Data mining for “big archives” analysis: A case study
Author(s) -
Esteva Maria,
Tang Jeffrey Felix,
Xu Weijia,
Padmanabhan Karthik Anantha
Publication year - 2013
Publication title -
proceedings of the american society for information science and technology
Language(s) - English
Resource type - Journals
eISSN - 1550-8390
pISSN - 0044-7870
DOI - 10.1002/meet.14505001076
Subject(s) - workflow , computer science , data science , association rule learning , class (philosophy) , data mining , world wide web , database , artificial intelligence
We present a case of archival analysis using a combination of data mining methods. The team of researchers, composed by archivists and computer scientists, used a collection of declassified Department of State Cables as a case study.
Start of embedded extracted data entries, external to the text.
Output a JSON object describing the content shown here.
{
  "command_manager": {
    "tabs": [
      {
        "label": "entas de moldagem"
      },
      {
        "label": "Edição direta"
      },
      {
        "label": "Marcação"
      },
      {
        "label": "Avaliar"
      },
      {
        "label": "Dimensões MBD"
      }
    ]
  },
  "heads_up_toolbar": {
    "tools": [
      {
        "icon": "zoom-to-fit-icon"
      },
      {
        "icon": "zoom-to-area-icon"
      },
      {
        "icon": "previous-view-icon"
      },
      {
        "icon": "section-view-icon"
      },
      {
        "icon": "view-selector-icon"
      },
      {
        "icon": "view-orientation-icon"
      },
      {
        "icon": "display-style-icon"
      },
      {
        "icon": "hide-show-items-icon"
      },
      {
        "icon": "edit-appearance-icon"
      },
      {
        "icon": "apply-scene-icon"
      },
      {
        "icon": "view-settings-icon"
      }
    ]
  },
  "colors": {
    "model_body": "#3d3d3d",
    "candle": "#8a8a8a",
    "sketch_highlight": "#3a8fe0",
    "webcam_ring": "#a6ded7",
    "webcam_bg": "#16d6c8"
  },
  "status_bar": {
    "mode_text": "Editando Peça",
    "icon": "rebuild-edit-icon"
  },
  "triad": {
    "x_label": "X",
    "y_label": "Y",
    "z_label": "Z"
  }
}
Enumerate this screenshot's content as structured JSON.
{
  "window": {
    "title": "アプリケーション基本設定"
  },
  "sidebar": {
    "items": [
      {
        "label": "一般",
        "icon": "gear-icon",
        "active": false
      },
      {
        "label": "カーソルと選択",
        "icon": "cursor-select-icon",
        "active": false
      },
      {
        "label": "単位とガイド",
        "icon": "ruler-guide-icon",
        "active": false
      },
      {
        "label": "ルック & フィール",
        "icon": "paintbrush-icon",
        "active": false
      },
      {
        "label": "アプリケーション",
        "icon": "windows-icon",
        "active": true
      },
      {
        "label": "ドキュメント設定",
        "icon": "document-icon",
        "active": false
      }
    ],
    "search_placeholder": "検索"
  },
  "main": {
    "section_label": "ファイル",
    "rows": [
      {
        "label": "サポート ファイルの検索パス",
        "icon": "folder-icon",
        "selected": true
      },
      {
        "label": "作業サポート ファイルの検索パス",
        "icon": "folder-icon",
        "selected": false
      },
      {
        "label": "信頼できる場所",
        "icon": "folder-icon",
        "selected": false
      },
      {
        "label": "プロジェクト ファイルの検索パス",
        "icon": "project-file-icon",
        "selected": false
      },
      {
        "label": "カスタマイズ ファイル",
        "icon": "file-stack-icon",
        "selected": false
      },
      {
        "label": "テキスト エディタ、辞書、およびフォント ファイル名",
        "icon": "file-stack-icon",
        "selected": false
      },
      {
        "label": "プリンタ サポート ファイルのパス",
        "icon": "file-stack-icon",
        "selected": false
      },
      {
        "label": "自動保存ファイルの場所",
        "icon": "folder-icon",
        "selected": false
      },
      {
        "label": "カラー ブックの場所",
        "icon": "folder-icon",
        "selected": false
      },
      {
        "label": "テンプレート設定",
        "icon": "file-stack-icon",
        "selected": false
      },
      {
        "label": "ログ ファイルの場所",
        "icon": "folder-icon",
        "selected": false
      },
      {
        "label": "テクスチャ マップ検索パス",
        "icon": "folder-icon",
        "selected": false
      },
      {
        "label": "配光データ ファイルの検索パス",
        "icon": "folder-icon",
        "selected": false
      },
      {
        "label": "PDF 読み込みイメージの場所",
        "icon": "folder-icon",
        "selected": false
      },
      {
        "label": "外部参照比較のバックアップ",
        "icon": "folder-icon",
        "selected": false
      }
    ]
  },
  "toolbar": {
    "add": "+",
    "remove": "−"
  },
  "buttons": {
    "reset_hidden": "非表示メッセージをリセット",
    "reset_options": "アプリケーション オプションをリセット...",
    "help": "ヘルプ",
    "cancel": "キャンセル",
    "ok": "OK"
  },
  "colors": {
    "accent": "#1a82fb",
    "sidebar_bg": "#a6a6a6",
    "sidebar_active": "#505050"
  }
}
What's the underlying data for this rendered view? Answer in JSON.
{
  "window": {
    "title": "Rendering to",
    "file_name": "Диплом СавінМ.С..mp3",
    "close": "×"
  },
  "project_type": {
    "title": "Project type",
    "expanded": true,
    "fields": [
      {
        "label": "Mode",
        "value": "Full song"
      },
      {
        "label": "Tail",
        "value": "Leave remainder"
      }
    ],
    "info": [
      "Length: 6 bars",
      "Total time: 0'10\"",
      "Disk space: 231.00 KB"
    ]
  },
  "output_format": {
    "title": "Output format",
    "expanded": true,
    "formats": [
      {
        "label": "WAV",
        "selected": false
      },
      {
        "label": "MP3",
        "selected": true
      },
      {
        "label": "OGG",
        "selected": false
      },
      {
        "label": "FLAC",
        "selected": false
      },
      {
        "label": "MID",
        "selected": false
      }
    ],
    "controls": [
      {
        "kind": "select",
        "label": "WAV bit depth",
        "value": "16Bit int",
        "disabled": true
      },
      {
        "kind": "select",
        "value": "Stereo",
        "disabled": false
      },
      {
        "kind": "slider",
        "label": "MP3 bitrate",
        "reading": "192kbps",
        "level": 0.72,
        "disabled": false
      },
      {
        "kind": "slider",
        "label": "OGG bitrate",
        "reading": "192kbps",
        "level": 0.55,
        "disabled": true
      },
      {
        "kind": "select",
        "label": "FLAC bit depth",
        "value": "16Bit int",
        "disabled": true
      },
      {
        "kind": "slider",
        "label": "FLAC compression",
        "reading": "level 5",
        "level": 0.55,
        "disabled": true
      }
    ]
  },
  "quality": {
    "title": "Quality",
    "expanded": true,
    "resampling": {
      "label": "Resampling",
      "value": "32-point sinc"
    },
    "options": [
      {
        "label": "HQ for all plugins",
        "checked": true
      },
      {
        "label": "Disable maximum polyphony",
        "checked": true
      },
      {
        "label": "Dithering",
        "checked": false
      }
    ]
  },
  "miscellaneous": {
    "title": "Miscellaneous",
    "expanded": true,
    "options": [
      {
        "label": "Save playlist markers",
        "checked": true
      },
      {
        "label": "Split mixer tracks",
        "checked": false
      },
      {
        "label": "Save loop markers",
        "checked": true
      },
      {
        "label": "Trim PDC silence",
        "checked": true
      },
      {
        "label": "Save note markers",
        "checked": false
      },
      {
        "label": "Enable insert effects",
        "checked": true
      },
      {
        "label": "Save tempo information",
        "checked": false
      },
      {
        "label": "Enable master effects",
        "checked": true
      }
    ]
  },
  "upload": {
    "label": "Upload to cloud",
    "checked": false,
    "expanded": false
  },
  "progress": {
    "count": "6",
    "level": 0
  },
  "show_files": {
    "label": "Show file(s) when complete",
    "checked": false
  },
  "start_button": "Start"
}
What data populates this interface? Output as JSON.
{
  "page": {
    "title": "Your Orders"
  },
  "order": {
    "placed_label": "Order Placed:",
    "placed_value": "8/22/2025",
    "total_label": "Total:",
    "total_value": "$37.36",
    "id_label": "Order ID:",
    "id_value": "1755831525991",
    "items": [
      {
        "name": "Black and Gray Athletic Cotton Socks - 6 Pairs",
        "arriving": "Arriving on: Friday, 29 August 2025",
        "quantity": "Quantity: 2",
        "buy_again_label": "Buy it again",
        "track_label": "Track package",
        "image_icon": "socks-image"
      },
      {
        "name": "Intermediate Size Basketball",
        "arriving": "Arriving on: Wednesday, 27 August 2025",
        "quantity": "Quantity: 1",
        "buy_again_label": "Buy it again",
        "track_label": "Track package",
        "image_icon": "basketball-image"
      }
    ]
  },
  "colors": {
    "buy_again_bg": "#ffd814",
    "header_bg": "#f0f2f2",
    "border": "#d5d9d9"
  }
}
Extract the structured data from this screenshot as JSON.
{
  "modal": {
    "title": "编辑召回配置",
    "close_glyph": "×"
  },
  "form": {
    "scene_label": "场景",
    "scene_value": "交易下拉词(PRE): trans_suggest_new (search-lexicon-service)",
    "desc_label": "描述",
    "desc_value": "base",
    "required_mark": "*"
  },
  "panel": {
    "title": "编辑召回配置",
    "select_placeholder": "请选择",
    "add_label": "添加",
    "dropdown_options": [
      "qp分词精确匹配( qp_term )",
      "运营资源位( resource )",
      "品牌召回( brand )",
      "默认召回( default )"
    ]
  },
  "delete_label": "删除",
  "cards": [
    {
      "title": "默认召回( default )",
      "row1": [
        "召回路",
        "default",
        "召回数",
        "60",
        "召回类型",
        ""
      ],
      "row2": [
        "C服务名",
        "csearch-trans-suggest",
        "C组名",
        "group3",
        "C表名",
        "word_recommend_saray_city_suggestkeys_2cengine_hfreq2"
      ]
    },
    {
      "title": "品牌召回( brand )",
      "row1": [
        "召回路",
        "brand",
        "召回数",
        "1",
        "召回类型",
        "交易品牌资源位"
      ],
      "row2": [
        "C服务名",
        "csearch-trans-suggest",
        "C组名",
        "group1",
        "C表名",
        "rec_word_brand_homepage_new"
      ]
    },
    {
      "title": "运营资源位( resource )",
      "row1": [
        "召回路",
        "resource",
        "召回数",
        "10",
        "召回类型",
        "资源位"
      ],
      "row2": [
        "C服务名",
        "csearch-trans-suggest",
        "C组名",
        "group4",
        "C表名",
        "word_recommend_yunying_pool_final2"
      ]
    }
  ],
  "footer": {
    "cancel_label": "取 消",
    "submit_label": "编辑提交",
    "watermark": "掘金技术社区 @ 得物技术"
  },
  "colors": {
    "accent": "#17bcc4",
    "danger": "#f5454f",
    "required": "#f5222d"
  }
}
The methods implemented included Support Vector Machine (SVM) and Association Rule Mining. Combined in an analysis workflow, the results of the different methods allowed the team to identify the different security classes, understand how they changed over time and generate descriptions for the cables in each class. The interpretation of results also allowed understanding contextual aspects of the collection. Until now, the use of data mining for archival analysis and processing has not been thoroughly explored by the archival community. This study constitutes a seminal roadmap to understand how to apply, interpret and integrate data mining with the archivists experience and judgment in collaboration with computer scientists. It proposes an inductive approach to archives analysis and the possibility of verifying processing decisions.